3. Vivemos uma silly season envergonhada. Ninguém diz que vai de férias. Ninguém diz o contrário. A indústria do turismo adaptou-se ao cliente tuga. Resmas de jovens comunitários acotovelam-se em bebedeiras suicidárias no Algarve. É a sua forma de ser “irreverente”. Paira um desejo inconfessado de que as vizinhas boas se exponham ao sol nas suas varandas. Não há férias nem deixa de haver. Antes pelo contrário. Como diria um piadista popularucho. À superfície, ninguém se move. Mas as praias parecem comboios apinhados na Índia, com todos a fingirem que não estão lá. Eis um Verão trágico-cómico. Clandestino. À espera do Sr. Hulot.
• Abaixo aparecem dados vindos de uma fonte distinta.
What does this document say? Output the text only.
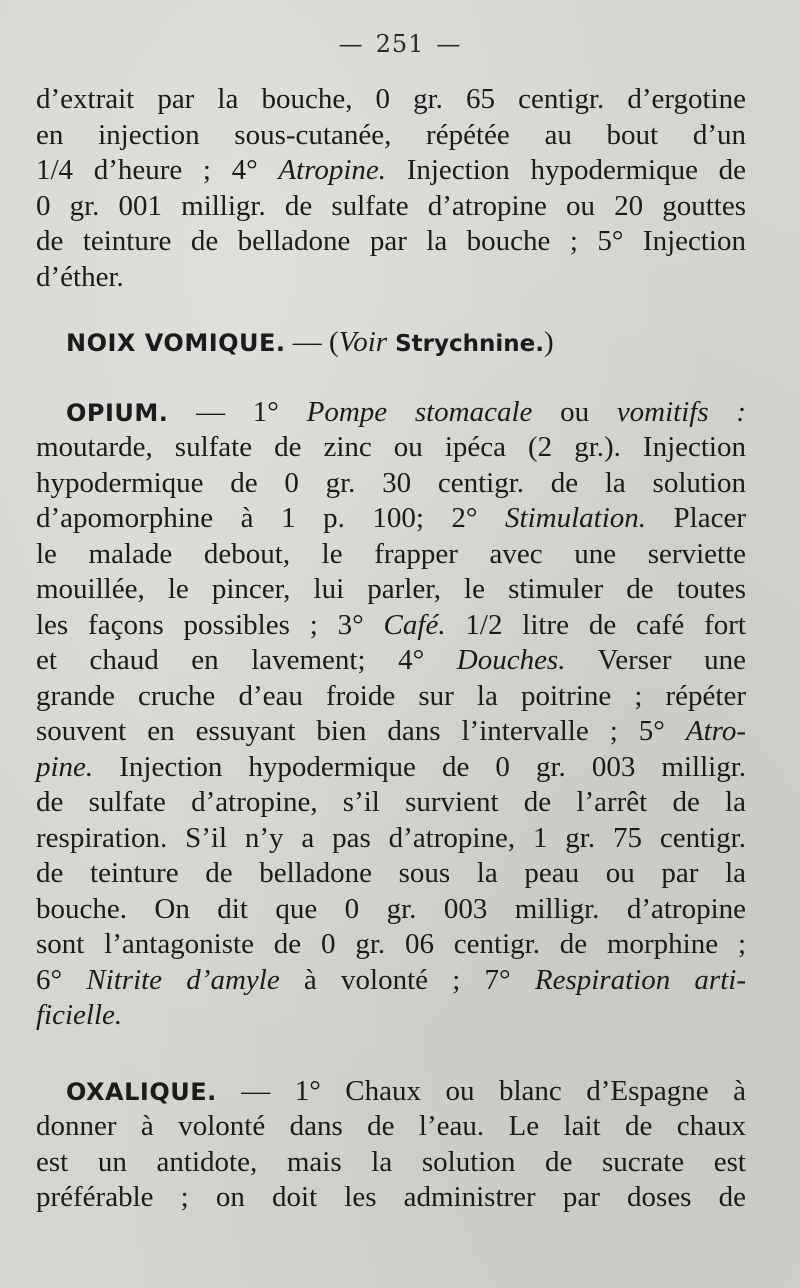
— 251 —
d’extrait par la bouche, 0 gr. 65 centigr. d’ergotine
en injection sous-cutanée, répétée au bout d’un
1/4 d’heure ; 4° Atropine. Injection hypodermique de
0 gr. 001 milligr. de sulfate d’atropine ou 20 gouttes
de teinture de belladone par la bouche ; 5° Injection
d’éther.
NOIX VOMIQUE. — (Voir Strychnine.)
OPIUM. — 1° Pompe stomacale ou vomitifs :
moutarde, sulfate de zinc ou ipéca (2 gr.). Injection
hypodermique de 0 gr. 30 centigr. de la solution
d’apomorphine à 1 p. 100; 2° Stimulation. Placer
le malade debout, le frapper avec une serviette
mouillée, le pincer, lui parler, le stimuler de toutes
les façons possibles ; 3° Café. 1/2 litre de café fort
et chaud en lavement; 4° Douches. Verser une
grande cruche d’eau froide sur la poitrine ; répéter
souvent en essuyant bien dans l’intervalle ; 5° Atro-
pine. Injection hypodermique de 0 gr. 003 milligr.
de sulfate d’atropine, s’il survient de l’arrêt de la
respiration. S’il n’y a pas d’atropine, 1 gr. 75 centigr.
de teinture de belladone sous la peau ou par la
bouche. On dit que 0 gr. 003 milligr. d’atropine
sont l’antagoniste de 0 gr. 06 centigr. de morphine ;
6° Nitrite d’amyle à volonté ; 7° Respiration arti-
ficielle.
OXALIQUE. — 1° Chaux ou blanc d’Espagne à
donner à volonté dans de l’eau. Le lait de chaux
est un antidote, mais la solution de sucrate est
préférable ; on doit les administrer par doses de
4. A linguagem gestual dos políticos e aspirantes a políticos é deveras sugestiva. É muito comum aparecerem retratados com os braços cruzados. Não completamente, mas com alguma amplitude, mantendo os braços paralelos e as mãos segurando os cotovelos. Sugestão dos consultores de imagem? Mimetismo? Não se sabe. Qual a mensagem transmitida? Vejamos. A postura dos braços cruzados cria conforto e distanciamento. É um sinal defensivo. Muitas vezes associado ao frio. Também pode ser encarado como tentativa de autocontrolo diante de uma contrariedade. Mas é seguramente uma manifestação de poder, domínio da situação, em que a caixa torácica parece maior e os cotovelos para fora compõem uma pose afirmativa. A insegurança e o narcisismo são os motores silenciosos da postura. No caso dos políticos, mal começam a discursar, os braços abrem-se e as mãos, paralelas ao corpo e com as palmas para dentro, incutem confiança, determinação, hubris. Nos EUA, os políticos usam um recurso cénico que não chegou à Europa. Quando chegam à tribuna onde vão discursar, esboçam cumprimentos personalizados, saudando este e aquele como se fossem amigos chegados. O expediente é seguro e eficiente. Pois quebra o gelo e incute no público a ideia de que o orador se dirige a um grupo de amigos e não a uma assembleia anónima. Em rigor, os políticos, mesmo quando metem os pés pelas mãos, só conhecem um local seguro onde as esconder: nos bolsos dos contribuintes.
5. Estar diante de quem estamos perto tão completamente como se fossem estranhos. Desligar do entorno, mas implicar o entorno. Ouvir com delicadeza. Rir como se fosse a primeira vez. Imaginar sem fantasiar. Recriar cada perplexidade como se fosse nossa. Dar sem medo e sem medida. Deixar que os olhos cantem e a música instale as figuras do retrato. Adormecer.